This Ukrainian anti-war ad is a plea to Russian military mothers

By Jeff Beer

March 11, 2022

As Russian artillery bombarded his city, Ukrainian restaurateur Misha Katsurin couldn’t convince his father in Russia that it was actually happening. A 25-year-old woman named Oleksandra has been sheltering from Russian shelling in the city of Kharkiv, but her mother, who lives in Moscow, swears it’s the Ukrainians bombing themselves. Meanwhile, the mothers of Russian soldiers don’t know where they are, or say that their sons had no idea they were heading into a war.

This is now the challenge facing Kyiv-based creative ad agency Bickerstaff. Over the past two weeks, the small, award-winning agency has transitioned from commercial clients to government communications. It’s part of a wider group of advertising agencies that have turned their communications capabilities toward the information war that has become so central to this conflict.
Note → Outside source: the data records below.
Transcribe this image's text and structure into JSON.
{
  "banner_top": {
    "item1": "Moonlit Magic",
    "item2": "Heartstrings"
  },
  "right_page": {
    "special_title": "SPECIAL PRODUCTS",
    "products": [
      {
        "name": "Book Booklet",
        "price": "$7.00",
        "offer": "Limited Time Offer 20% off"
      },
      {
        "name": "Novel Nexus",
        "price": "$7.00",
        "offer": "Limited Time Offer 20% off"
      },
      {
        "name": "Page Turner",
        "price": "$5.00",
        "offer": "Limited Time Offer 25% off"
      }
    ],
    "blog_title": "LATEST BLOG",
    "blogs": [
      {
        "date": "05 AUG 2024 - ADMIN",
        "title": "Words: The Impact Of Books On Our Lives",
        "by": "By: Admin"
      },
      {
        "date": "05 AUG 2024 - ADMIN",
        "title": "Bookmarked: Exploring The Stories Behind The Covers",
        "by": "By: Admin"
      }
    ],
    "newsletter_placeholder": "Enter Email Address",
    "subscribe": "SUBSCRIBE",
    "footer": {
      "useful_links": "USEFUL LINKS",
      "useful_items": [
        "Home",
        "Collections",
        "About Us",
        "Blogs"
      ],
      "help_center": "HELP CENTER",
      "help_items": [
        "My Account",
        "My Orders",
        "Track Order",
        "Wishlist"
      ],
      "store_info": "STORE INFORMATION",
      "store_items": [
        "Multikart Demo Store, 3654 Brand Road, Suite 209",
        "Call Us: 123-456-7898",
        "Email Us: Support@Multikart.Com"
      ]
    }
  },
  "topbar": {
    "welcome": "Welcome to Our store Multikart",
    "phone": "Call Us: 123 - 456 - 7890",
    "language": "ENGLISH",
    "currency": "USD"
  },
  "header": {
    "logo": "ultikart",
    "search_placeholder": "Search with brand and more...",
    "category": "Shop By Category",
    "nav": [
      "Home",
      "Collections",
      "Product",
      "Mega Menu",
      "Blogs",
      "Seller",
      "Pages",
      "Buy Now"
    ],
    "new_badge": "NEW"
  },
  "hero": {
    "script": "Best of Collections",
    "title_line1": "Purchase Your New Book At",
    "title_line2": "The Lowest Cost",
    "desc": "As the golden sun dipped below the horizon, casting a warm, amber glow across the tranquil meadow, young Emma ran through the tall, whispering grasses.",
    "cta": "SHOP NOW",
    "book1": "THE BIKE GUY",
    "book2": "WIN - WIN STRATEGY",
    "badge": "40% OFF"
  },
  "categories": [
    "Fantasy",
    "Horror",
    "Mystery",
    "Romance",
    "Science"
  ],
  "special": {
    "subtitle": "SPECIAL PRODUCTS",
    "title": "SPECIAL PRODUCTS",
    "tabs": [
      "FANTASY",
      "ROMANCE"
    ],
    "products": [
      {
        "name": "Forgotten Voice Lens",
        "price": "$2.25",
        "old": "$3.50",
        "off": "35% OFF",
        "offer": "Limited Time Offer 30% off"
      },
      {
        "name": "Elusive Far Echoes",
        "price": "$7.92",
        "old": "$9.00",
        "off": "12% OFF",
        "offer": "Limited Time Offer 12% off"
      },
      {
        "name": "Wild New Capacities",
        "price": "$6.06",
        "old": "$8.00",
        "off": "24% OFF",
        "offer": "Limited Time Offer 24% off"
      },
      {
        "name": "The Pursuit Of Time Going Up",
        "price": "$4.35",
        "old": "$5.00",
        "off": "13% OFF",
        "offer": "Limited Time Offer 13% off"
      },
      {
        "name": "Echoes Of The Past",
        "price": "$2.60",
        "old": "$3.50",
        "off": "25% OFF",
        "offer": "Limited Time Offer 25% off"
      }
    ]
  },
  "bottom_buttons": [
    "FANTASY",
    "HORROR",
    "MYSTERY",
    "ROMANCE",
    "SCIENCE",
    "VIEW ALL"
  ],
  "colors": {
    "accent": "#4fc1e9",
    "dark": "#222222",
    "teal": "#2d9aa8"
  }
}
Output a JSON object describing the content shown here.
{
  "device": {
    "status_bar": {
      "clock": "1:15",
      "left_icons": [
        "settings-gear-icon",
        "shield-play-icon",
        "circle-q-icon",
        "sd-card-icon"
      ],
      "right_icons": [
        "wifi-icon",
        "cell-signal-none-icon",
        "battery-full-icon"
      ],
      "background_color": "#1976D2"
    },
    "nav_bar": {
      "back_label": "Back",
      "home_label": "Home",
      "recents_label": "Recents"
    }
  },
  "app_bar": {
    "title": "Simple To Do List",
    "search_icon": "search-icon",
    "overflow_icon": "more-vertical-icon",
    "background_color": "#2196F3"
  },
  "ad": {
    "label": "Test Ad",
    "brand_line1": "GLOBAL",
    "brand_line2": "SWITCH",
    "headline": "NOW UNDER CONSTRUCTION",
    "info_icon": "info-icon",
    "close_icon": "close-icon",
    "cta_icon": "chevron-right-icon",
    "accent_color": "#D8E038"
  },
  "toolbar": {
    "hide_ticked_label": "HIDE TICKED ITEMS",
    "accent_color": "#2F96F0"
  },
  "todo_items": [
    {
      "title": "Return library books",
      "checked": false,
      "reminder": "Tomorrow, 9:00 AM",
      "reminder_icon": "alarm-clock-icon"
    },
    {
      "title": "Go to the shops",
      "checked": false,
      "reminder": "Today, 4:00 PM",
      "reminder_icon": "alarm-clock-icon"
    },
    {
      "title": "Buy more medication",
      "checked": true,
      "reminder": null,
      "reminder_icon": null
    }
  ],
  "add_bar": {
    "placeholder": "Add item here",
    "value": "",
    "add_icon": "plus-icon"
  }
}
Bickerstaff’s newest work is aimed at getting the truth to Russian military families. Ilia Anufrienko, the agency’s founder and creative director, says the majority of Russian troops are conscripts, young men who thought they were being sent to “exercises,” or who were lied to that they would be met in Ukraine with flowers. “But they meet only bullets, blood, and inglorious death,” says Anufrienko in an email to Fast Company. “Or, in the best case, captivity, where they are treated well and ready to be sent home, but in Russia they refuse to admit losses, and sites where you can find dead or captured Russian military are blocked [in Russia].”
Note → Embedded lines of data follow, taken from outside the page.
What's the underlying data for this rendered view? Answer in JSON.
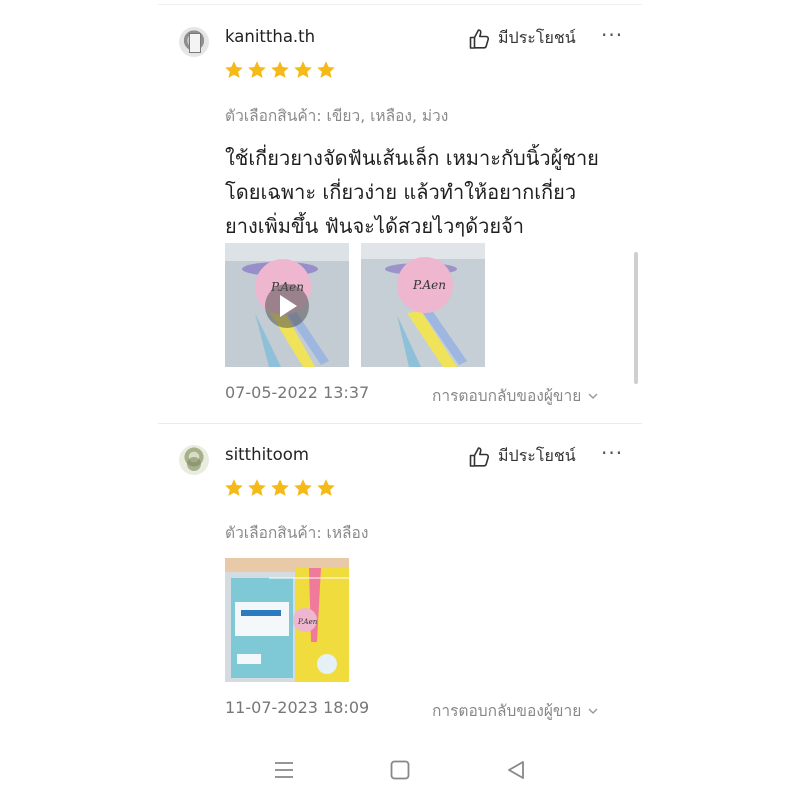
{
  "reviews": [
    {
      "username": "kanittha.th",
      "helpful_label": "มีประโยชน์",
      "stars": 5,
      "variant": "ตัวเลือกสินค้า: เขียว, เหลือง, ม่วง",
      "text_lines": [
        "ใช้เกี่ยวยางจัดฟันเส้นเล็ก เหมาะกับนิ้วผู้ชาย",
        "โดยเฉพาะ  เกี่ยวง่าย แล้วทำให้อยากเกี่ยว",
        "ยางเพิ่มขึ้น ฟันจะได้สวยไวๆด้วยจ้า"
      ],
      "media": [
        {
          "kind": "video",
          "card_text": "P.Aen"
        },
        {
          "kind": "image",
          "card_text": "P.Aen"
        }
      ],
      "date": "07-05-2022 13:37",
      "reply_label": "การตอบกลับของผู้ขาย"
    },
    {
      "username": "sitthitoom",
      "helpful_label": "มีประโยชน์",
      "stars": 5,
      "variant": "ตัวเลือกสินค้า: เหลือง",
      "text_lines": [],
      "media": [
        {
          "kind": "image",
          "card_text": "P.Aen"
        }
      ],
      "date": "11-07-2023 18:09",
      "reply_label": "การตอบกลับของผู้ขาย"
    }
  ],
  "colors": {
    "star": "#f5b918",
    "text": "#1f1f1f",
    "muted": "#888888"
  },
  "icons": {
    "helpful": "thumbs-up-icon",
    "more": "more-icon",
    "reply": "chevron-down-icon",
    "nav": [
      "menu-icon",
      "home-square-icon",
      "back-triangle-icon"
    ]
  }
}
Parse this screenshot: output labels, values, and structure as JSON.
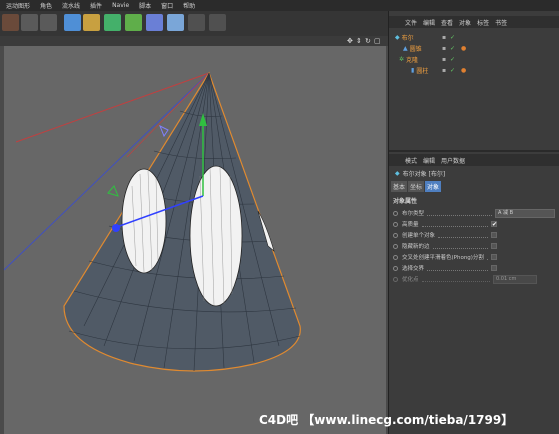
{
  "menubar": {
    "items": [
      "运动图形",
      "角色",
      "流水线",
      "插件",
      "Navie",
      "脚本",
      "窗口",
      "帮助"
    ]
  },
  "objects_panel": {
    "tabs": [
      "文件",
      "编辑",
      "查看",
      "对象",
      "标签",
      "书签"
    ],
    "tree": [
      {
        "name": "布尔",
        "indent": 0
      },
      {
        "name": "圆锥",
        "indent": 1
      },
      {
        "name": "克隆",
        "indent": 1
      },
      {
        "name": "圆柱",
        "indent": 2
      }
    ]
  },
  "attributes_panel": {
    "tabs": [
      "模式",
      "编辑",
      "用户数据"
    ],
    "object_title": "布尔对象 [布尔]",
    "subtabs": [
      "基本",
      "坐标",
      "对象"
    ],
    "active_subtab": "对象",
    "section": "对象属性",
    "rows": [
      {
        "label": "布尔类型",
        "value": "A 减 B",
        "kind": "select"
      },
      {
        "label": "高质量",
        "value": "✔",
        "kind": "check"
      },
      {
        "label": "创建单个对象",
        "value": "",
        "kind": "check"
      },
      {
        "label": "隐藏新的边",
        "value": "",
        "kind": "check"
      },
      {
        "label": "交叉处创建平滑着色(Phong)分割",
        "value": "",
        "kind": "check"
      },
      {
        "label": "选择交界",
        "value": "",
        "kind": "check"
      },
      {
        "label": "优化点",
        "value": "0.01 cm",
        "kind": "number"
      }
    ]
  },
  "viewport": {
    "icons": [
      "move-view-icon",
      "zoom-view-icon",
      "rotate-view-icon",
      "maximize-view-icon"
    ]
  },
  "watermark": "C4D吧 【www.linecg.com/tieba/1799】",
  "colors": {
    "accent": "#f0a040",
    "panel": "#3c3c3c",
    "viewport": "#676767"
  }
}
The new campaign includes a spot called “To Russian Mothers,” which is a letter home from the perspective of a Russian soldier. It features images of airstrikes on civilian targets, the names and photos of captured Russian soldiers, and a call for mothers to ask their sons to surrender. It ends with a link to a site created by the Ukrainian government to find more information on captured and killed Russian soldiers.

 

“We posted instructions on how to access blocked sites from Russia,” says Anufrienko. “After a few days of the campaign, our acquaintances in Russia reported that they were very grateful for the video in the Committee of Mothers of the military [the Union of the Committees of Soldiers’ Mothers]. And only today, on the 14th day of the war, the Russian authorities admitted that there really are conscripts in the army.”

The agency has also created a Germany-based site for people to donate essential products and supplies to be shipped to Ukraine in a few clicks.

Anufrienko has been on the move since the invasion began–first to Poland, now in Dresden, Germany. Most of the agency’s employees are now located in Western Ukraine or have made their way to other European countries. “But one of our employees is in terrible danger in the city of Bucha [near Kyiv], where she did not manage to get out,” he says. “The humanitarian corridors provided by the Russian military are not safe, and there have been a huge number of civilian casualties during the evacuations.”

Already ready for remote work

Anufrienko says COVID-19 lockdowns over the past two years have, in some ways, helped the agency prepare for how it needs to work now. They use all the same remote work tools utilized during COVID lockdowns, like Zoom, Slack, Telegram, and others.

But there are some obvious stark differences. “The work processes in the agency are no different from the times when we went into complete isolation and did not go to the office,” says Anufrienko. “Except now, if an employee does not get in touch in the morning, we write to his relatives and friends and hope that this is simply bad internet, and not something more serious.”

For Anufrienko, the situation has brought with it a new sense of perspective. “Who would have thought that we, the people who (March 19, 2022) complained about burnout, mental health problems, and tight deadlines if the project deadline is less than three weeks, are now able to create projects in the conditions [that include] bombing, without a permanent place of residence, or moving from city to city every few days,” he says. “All this has become today’s reality of our agency.”

The question remains whether work like “To Russian Mothers” will actually reach its intended audience. Anufrienko says that the agency’s media partners are finding many different, and some less-than official, ways of getting information into Russia. “We’re [finding and taking] every opportunity to reach out to the population of Russia,” he says.